Now infamous for its rapid implosion, Valeant has faced the difficult transition of moving from a model predicated on acquisitions and price hikes to a more traditional research approach to business development.
That transition has come with some setbacks. Approval of a key eye drug was delayed for over a year, for example, thanks to issues at a manufacturing plant in Florida.
Three of the drugs marked as members of the "significant seven" are designed to treat psoriasis: the recently approved Siliq (brodalumab), Duobrii and another experimental treatment known as Bryhali or IDP-122.
Recognizing that its rebuild in dermatology was moving slowly, Valeant in January increased its sales force in dermatology by 25% and prioritized psoriasis as a therapeutic area.
Both steps are aimed at laying the groundwork to double dermatology sales over the next five years — a challenge made clear by a 42% year-over-year drop in revenues from the company's ortho dermatologics unit in the first quarter.
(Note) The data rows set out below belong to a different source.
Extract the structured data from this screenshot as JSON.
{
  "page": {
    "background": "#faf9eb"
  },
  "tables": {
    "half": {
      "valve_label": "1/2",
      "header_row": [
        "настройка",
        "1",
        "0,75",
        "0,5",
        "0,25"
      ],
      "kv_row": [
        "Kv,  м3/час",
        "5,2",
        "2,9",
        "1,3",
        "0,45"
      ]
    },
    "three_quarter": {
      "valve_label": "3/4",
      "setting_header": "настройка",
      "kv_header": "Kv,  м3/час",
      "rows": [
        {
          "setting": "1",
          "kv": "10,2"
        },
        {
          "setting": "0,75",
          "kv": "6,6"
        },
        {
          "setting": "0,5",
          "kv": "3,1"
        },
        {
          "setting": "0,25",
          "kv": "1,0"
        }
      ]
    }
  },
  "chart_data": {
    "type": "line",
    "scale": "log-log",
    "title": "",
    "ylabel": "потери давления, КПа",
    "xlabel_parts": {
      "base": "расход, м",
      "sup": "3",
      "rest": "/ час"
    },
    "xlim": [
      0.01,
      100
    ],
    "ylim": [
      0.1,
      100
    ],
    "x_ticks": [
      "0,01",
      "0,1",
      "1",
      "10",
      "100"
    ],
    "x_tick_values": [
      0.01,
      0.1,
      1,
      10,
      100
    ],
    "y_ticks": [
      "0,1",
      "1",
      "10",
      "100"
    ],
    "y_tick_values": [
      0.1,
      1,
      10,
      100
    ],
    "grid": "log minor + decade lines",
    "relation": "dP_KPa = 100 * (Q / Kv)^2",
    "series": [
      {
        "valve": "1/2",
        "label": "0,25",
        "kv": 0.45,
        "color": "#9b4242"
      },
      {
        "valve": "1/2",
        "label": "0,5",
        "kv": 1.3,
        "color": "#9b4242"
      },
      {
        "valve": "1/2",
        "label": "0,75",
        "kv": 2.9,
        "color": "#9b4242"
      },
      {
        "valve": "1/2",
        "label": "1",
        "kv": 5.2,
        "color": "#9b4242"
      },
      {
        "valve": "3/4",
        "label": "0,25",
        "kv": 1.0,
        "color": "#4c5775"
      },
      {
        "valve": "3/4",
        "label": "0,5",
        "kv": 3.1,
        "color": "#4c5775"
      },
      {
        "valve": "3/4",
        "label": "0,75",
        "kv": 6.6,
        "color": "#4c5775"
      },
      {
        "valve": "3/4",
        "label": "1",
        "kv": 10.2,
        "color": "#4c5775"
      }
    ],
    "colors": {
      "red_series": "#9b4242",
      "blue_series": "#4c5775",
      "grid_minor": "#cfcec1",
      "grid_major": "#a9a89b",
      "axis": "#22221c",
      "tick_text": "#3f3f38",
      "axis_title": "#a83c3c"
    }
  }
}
It's not clear how long the CRL might delay Duobrii. That the FDA apparently had no concerns on the drug's clinical profile or its manufacturing is a positive for the company. Still, the rejection pushes out the drug's potential arrival on the market and could slow the company's dermatology ramp-up.
"We are working to resolve this matter expeditiously and have already requested a meeting with the FDA," Valeant CEO Joseph Papa said in a statement.
A decision from the regulator on Bryhali is expected in October, while another experimental drug for acne could receive a nod from the FDA in August.